Saudi Energy Minister Prince Abdulaziz bin Salman suggested that the oil production cuts approved by the OPEC+ alliance would continue after the first quarter of next year if necessary, and pledged to implement the cuts in full according to the agreement concluded last Thursday. In market transactions – today, Tuesday – crude oil sales maintained their prices almost unchanged.
The minister said – in an interview with Bloomberg Agency – that the supply cuts announced last week by “OPEC Plus” by 2.2 million barrels per day, about half of which come from Saudi Arabia, will not be withdrawn except after considering market conditions and using a “gradual approach.” .
The cuts include extending the current Saudi and Russian voluntary cuts of 1.3 million barrels per day, which means that the additional cuts are about 900 thousand barrels. The new cuts come in addition to the previous ones that were announced in various steps since late 2022.
The Saudi Energy Minister added that although Russia may not reduce its production, it is implementing its restrictions on exports. If Moscow fails to fulfill its pledges, as it did earlier this year, it has been transparent and promised compensation.

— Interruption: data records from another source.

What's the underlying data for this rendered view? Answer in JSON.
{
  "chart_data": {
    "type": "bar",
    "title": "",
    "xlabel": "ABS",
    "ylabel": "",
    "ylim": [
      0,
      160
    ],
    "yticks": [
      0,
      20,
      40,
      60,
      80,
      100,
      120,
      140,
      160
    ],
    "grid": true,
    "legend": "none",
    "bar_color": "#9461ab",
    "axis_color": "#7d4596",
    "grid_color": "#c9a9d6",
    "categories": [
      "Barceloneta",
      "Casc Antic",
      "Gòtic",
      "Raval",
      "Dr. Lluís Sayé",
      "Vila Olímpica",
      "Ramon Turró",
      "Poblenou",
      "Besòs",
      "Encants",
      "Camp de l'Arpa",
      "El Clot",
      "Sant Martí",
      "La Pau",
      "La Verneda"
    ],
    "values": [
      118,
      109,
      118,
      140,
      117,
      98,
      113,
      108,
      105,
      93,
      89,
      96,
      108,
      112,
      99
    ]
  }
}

It is noteworthy that “OPEC Plus” is an alliance consisting of the Organization of the Petroleum Exporting Countries (OPEC) and allies outside it, most notably Russia.
Price stability
In early trading today, oil prices witnessed little change, as Brent crude futures fell one cent to $78.02 per barrel, while US West Texas Intermediate crude futures rose 5 cents to $73.09.

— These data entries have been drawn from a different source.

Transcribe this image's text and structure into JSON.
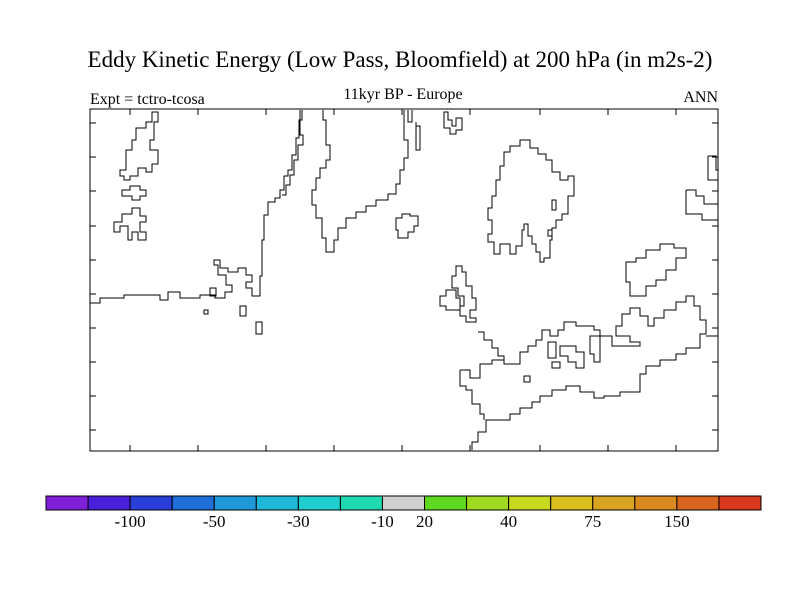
{
  "title": "Eddy Kinetic Energy (Low Pass, Bloomfield) at 200 hPa (in m2s-2)",
  "experiment": "Expt = tctro-tcosa",
  "subtitle": "11kyr BP - Europe",
  "season": "ANN",
  "colorbar": {
    "colors": [
      "#7f1fd9",
      "#4a1fd9",
      "#2a3fd9",
      "#1f6fd9",
      "#1f98d9",
      "#1fb8d9",
      "#1fcfd0",
      "#1fd9b0",
      "#d0d0d0",
      "#5fd91f",
      "#a0d91f",
      "#c9d91f",
      "#d9c01f",
      "#d9a41f",
      "#d98a1f",
      "#d9651f",
      "#d93a1f"
    ],
    "labels": [
      "-100",
      "-50",
      "-30",
      "-10",
      "20",
      "40",
      "75",
      "150"
    ]
  }
}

Kelvin Wong, chief market analyst for the Asia-Pacific region, said that the statement of the Saudi Energy Minister – that OPEC Plus production cuts could continue after the first quarter of 2024 if necessary – provided some support to the market.
Tina Ting, an analyst at CMC Markets, said that oil prices fell in the previous trading session as traders doubted that the supply cuts from OPEC Plus would have a significant impact, and with the impact of the rise in the dollar on commodity prices in general.

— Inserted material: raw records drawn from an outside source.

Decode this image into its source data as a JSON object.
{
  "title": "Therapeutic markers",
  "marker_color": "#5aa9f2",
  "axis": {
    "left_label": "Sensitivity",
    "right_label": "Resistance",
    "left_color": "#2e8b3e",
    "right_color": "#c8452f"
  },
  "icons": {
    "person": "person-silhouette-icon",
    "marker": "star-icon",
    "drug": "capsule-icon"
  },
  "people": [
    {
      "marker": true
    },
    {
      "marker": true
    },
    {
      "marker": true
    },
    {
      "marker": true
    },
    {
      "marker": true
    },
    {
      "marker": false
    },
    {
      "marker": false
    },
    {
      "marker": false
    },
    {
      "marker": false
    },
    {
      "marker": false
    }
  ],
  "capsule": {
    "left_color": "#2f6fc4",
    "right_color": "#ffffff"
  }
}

A stronger dollar usually makes oil more expensive for holders of other currencies, which may weaken demand for oil.
But the resumption of the Israeli aggression on Gaza raised concerns about supplies, as did the attacks by the Yemeni Houthi group on 3 commercial ships in international waters south of the Red Sea.
This came in the wake of a series of attacks in the waters of the Middle East region following the outbreak of the Israeli aggression against Gaza on October 7, in response to the “Al-Aqsa Flood” operation launched by the Palestinian resistance, led by the Izz al-Din al-Qassam Brigades, against the occupation.
Data on Tuesday showed that US factory orders fell more than analysts expected in October, the highest decline in more than three years, which put pressure on sentiment in the oil market. Analysts said this reinforced the view that high interest rates were starting to limit spending.